Es geht jetzt aber nicht mehr nur um „nukleare Rüstungskontrolle“. Das Atomwaffenverbot ist seit dem 21. Januar 2021 geltendes Völkerrecht. Und solange die Atomwaffenmächte ihren Teil des Nichtweiterverbreitungsvertrags nicht erfüllen, der vorsieht, ernsthafte Schritte zur nuklearen Abrüstung bis hin zur vollständigen Überwindung der atomaren Bedrohung zu gehen, müssen wir den Druck erhöhen und die Abschreckungs- und Verteidigungsposition der NATO ins Wanken bringen. Unsere Forderungen lauten deshalb: Die nukleare Teilhabe innerhalb der NATO muss beendet werden. Es dürfen keine Atomwaffen in Deutschland stationiert sein und werden. Die Bundesregierung darf keine Trägersysteme und Pilotinnen und Piloten dafür bereitstellen. Deutschland muss endlich den Atomwaffenverbotsvertrag der UN unterzeichnen!

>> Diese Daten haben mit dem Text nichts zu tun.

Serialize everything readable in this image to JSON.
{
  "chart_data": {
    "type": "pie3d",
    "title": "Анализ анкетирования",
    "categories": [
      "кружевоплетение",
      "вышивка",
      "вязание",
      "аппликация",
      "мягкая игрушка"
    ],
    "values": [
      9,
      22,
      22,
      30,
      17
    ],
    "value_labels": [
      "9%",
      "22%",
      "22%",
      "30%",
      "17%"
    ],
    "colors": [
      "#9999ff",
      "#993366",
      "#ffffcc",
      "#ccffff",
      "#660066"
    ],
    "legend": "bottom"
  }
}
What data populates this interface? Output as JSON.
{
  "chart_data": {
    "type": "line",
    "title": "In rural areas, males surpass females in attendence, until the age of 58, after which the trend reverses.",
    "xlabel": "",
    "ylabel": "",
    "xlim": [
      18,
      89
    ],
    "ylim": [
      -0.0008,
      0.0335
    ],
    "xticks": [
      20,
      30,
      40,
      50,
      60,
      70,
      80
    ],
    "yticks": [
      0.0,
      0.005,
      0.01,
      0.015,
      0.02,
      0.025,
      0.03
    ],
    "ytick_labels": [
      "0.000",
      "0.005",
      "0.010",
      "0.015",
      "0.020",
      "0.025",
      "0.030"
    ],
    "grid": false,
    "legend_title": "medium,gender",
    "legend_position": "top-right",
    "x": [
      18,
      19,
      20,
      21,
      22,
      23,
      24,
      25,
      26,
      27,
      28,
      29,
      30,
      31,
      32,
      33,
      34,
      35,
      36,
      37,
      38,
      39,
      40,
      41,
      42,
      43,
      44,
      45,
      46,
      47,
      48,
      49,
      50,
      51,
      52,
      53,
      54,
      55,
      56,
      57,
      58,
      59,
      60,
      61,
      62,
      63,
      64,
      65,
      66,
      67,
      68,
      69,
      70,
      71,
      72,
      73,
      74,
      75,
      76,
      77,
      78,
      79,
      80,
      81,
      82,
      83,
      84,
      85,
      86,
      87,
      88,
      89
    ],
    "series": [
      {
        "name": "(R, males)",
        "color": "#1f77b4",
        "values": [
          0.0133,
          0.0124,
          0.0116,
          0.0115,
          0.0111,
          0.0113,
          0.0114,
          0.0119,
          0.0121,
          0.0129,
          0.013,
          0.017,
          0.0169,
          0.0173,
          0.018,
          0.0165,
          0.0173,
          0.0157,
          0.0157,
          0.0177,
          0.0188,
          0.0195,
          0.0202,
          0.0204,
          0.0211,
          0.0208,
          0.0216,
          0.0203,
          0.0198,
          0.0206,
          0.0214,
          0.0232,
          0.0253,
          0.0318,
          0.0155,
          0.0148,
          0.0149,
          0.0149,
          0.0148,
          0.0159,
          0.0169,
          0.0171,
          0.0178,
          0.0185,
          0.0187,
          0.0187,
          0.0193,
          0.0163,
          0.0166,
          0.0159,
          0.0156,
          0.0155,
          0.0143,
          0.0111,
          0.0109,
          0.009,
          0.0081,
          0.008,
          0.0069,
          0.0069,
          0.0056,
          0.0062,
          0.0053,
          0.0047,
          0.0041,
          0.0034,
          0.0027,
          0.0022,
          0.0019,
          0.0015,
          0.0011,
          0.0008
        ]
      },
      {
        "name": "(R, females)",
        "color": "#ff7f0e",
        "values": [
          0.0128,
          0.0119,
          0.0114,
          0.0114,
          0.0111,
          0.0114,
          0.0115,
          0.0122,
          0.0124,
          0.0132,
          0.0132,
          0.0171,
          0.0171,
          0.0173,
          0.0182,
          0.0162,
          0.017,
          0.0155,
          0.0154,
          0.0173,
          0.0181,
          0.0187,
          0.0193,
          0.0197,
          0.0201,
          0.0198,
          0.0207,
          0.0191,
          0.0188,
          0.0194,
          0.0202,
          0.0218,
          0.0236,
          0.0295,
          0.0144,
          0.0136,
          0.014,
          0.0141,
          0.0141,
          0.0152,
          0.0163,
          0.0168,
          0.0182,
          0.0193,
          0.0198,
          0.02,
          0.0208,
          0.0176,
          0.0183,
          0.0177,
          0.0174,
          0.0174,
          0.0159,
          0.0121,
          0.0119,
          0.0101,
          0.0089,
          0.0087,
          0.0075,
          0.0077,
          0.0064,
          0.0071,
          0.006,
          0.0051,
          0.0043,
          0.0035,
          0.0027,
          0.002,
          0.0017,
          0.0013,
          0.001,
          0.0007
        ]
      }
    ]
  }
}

Als ersten Schritt dazu sollte die Bundesregierung die Teilnahme der Bundeswehr an der jährlichen NATO-Atomkriegsübung „Steadfast Noon“ absagen und die Beschaffung neuer Atombomber für den Atomwaffenstandort Büchel absagen. Die Verlegung des Tornadogeschwaders von Büchel ab Mitte nächsten Jahres für mehrere Jahre nach Nörvenich, während die Atomwaffen in der Eifel bleiben, ist eine gute Gelegenheit festzustellen, dass Deutschland auch ohne Zugriff auf diese Massenmordinstrumente nicht einen Tag unsicherer ist als mit. Das Gegenteil ist der Fall: Nur die Abschaffung der Atomwaffen kann vor Atomkrieg schützen.

Für diese Forderungen werden wir uns auch am 9. Oktober 2021 ab 12:00 Uhr in Nörvenich ein stark machen: Kommt alle zur Protestaktion gegen das Atomkriegsmanöver „Steadfast Noon“!